Results of coagulase gene typing demonstrated that the MRSA and MSSA strains from South Africa were classified into four and eleven RFLP patterns, respectively. However, two strains (one MSSA and one MRSA) failed to yield a PCR product with the primers. The inability for a gene product to be obtained could be due to sequence variations at the sites targeted by the primers, as described by some investigators [75, 83, 84]. A total of 67% of MRSA were classified into the subtype 3a, indicating that strains with this profile were predominant in health institutions in KZN province, South Africa. In contrast, the MSSA strains were diverse and none of the RFLP patterns could be considered as a predominant group. This finding is similar to previous studies [33, 78]. It also indicates that genomic variation was lower in MRSA than in MSSA strains. The ability of the PCR-RFLP of the coagulase gene to differentiate between MRSA and MSSA from South Africa was also observed. The MSSA and MRSA strains did not share similar PCR-RFLP patterns in types 3, 7 and 8, while none of the MRSA strains were identified in types 1, 2, 4, 6, 9, 10 and 11. The RFLP patterns of the MRSA strains were unique and distinct from the MSSA strains, but two MSSA in subtype 5b shared similar PCR-RFLP patterns with one of the MRSA strains. The ability of the PCR-RFLP to distinguish MSSA from MRSA strains has been reported [79], and offers an attractive option to be considered in the epidemiological analysis of S. aureus in South Africa. Some degree of correlation between the two typing methods was observed. A good correlation between antibiotyping and PCR-RFLP of the coagulase gene was observed in identifying strains within antibiotype 12. Only one strain in antibiotype 12 (PCR-RFLP group 8a) produced a differently sized amplicon by PCR detection of the coagulase gene, but the RFLP pattern was similar with the rest of the strains in PCR-RFLP group 7a. All the ten multi-drug resistant MRSA strains assigned in antibiotype groups 1 and 5 produced similar PCR-RFLP patterns indicating that they were closely related.

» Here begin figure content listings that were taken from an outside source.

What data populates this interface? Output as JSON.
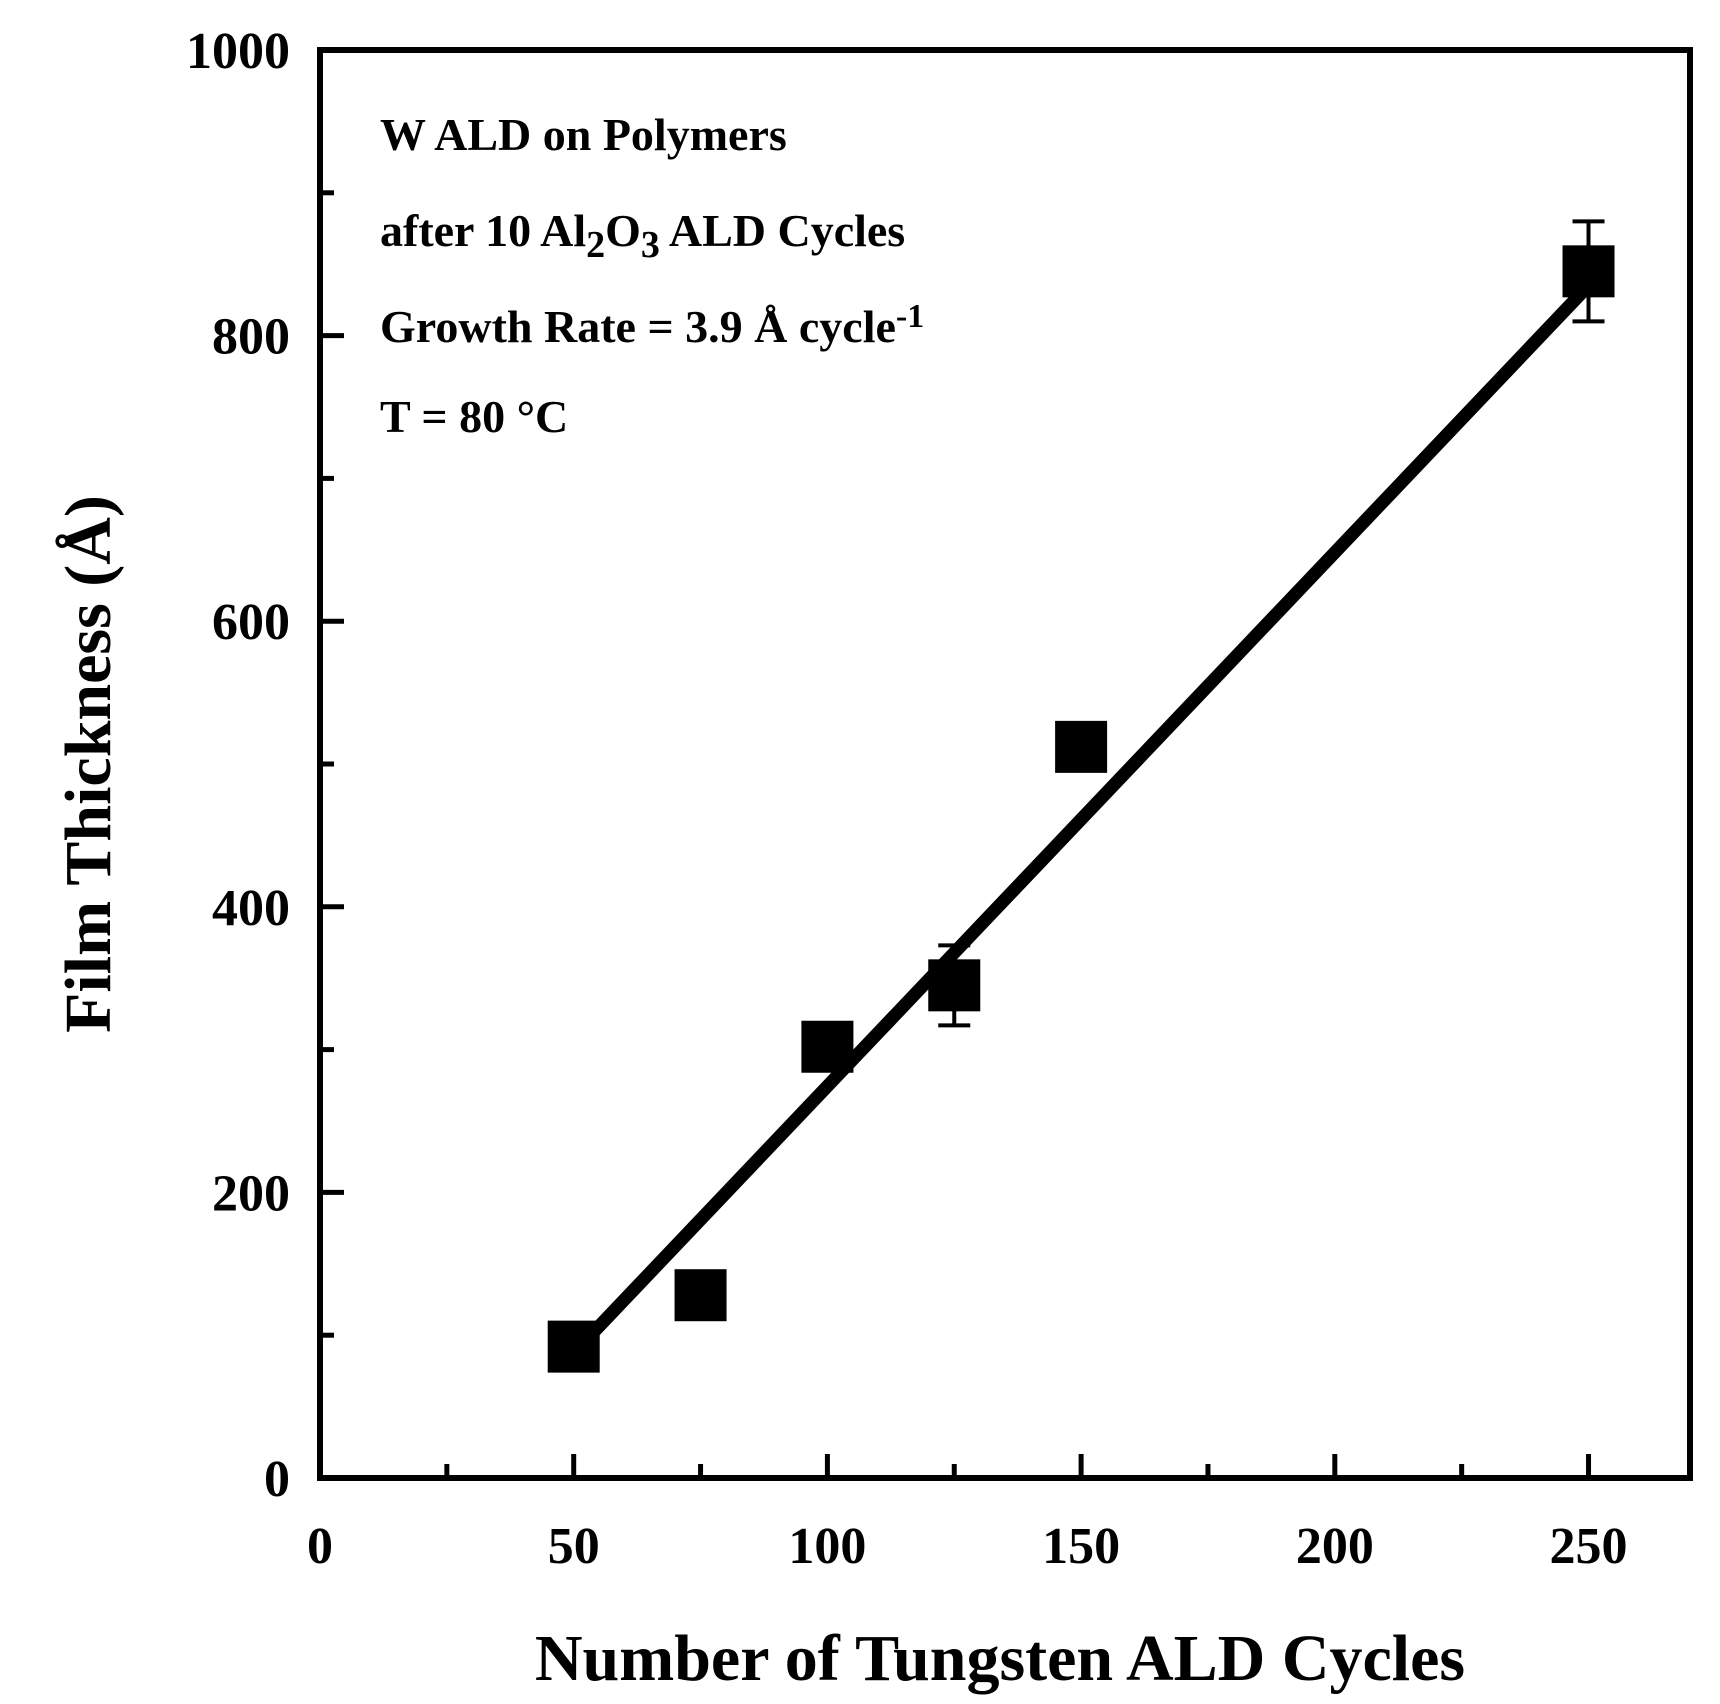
{
  "chart_data": {
    "type": "scatter",
    "xlabel": "Number  of Tungsten ALD Cycles",
    "ylabel": "Film Thickness (Å)",
    "xlim": [
      0,
      270
    ],
    "ylim": [
      0,
      1000
    ],
    "x_ticks": [
      0,
      50,
      100,
      150,
      200,
      250
    ],
    "x_minor_ticks": [
      25,
      75,
      125,
      175,
      225
    ],
    "y_ticks": [
      0,
      200,
      400,
      600,
      800,
      1000
    ],
    "y_minor_ticks": [
      100,
      300,
      500,
      700,
      900
    ],
    "grid": false,
    "legend": "none",
    "annotations": [
      {
        "text": "W ALD on Polymers"
      },
      {
        "text": "after 10 Al",
        "sub1": "2",
        "mid": "O",
        "sub2": "3",
        "rest": " ALD Cycles"
      },
      {
        "text": "Growth Rate = 3.9 Å cycle",
        "sup": "-1"
      },
      {
        "text": "T = 80 °C"
      }
    ],
    "series": [
      {
        "marker": "square",
        "color": "#000000",
        "points": [
          {
            "x": 50,
            "y": 92,
            "err": 0
          },
          {
            "x": 75,
            "y": 128,
            "err": 0
          },
          {
            "x": 100,
            "y": 302,
            "err": 0
          },
          {
            "x": 125,
            "y": 345,
            "err": 28
          },
          {
            "x": 150,
            "y": 512,
            "err": 0
          },
          {
            "x": 250,
            "y": 845,
            "err": 35
          }
        ]
      }
    ],
    "fit_line": {
      "x": [
        52,
        250
      ],
      "y": [
        95,
        835
      ]
    }
  }
}
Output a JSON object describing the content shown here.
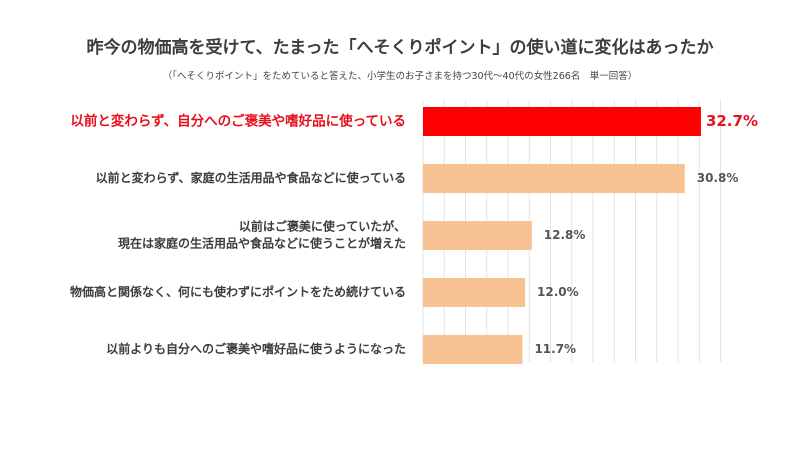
{
  "chart_data": {
    "type": "bar",
    "orientation": "horizontal",
    "title": "昨今の物価高を受けて、たまった「へそくりポイント」の使い道に変化はあったか",
    "subtitle": "（「へそくりポイント」をためていると答えた、小学生のお子さまを持つ30代〜40代の女性266名　単一回答）",
    "categories": [
      [
        "以前と変わらず、自分へのご褒美や嗜好品に使っている"
      ],
      [
        "以前と変わらず、家庭の生活用品や食品などに使っている"
      ],
      [
        "以前はご褒美に使っていたが、",
        "現在は家庭の生活用品や食品などに使うことが増えた"
      ],
      [
        "物価高と関係なく、何にも使わずにポイントをため続けている"
      ],
      [
        "以前よりも自分へのご褒美や嗜好品に使うようになった"
      ]
    ],
    "values": [
      32.7,
      30.8,
      12.8,
      12.0,
      11.7
    ],
    "value_labels": [
      "32.7%",
      "30.8%",
      "12.8%",
      "12.0%",
      "11.7%"
    ],
    "highlight_index": 0,
    "xlim": [
      0,
      35
    ],
    "grid": true,
    "colors": {
      "highlight": "#ff0000",
      "bar": "#f8c191",
      "grid": "#e3e3e3",
      "highlight_text": "#e8101b"
    }
  }
}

This study has provided baseline information in assisting physicians, clinical microbiologists and public health officials on critical issues regarding empirical and pathogen specific therapy. The isolation of multi-resistant MRSA in various health facilities, the wide dissemination of MRSA grouped in antibiotype 8 and the emerging trend of mupirocin resistance indicate that adequate steps in limiting spread are urgently needed. Continuous surveillance on resistance patterns of S. aureus in understanding new and emerging trends is of utmost importance. PCR-RFLP of the coagulase gene represents an attractive tool for the rapid initial genotyping of S. aureus in South Africa.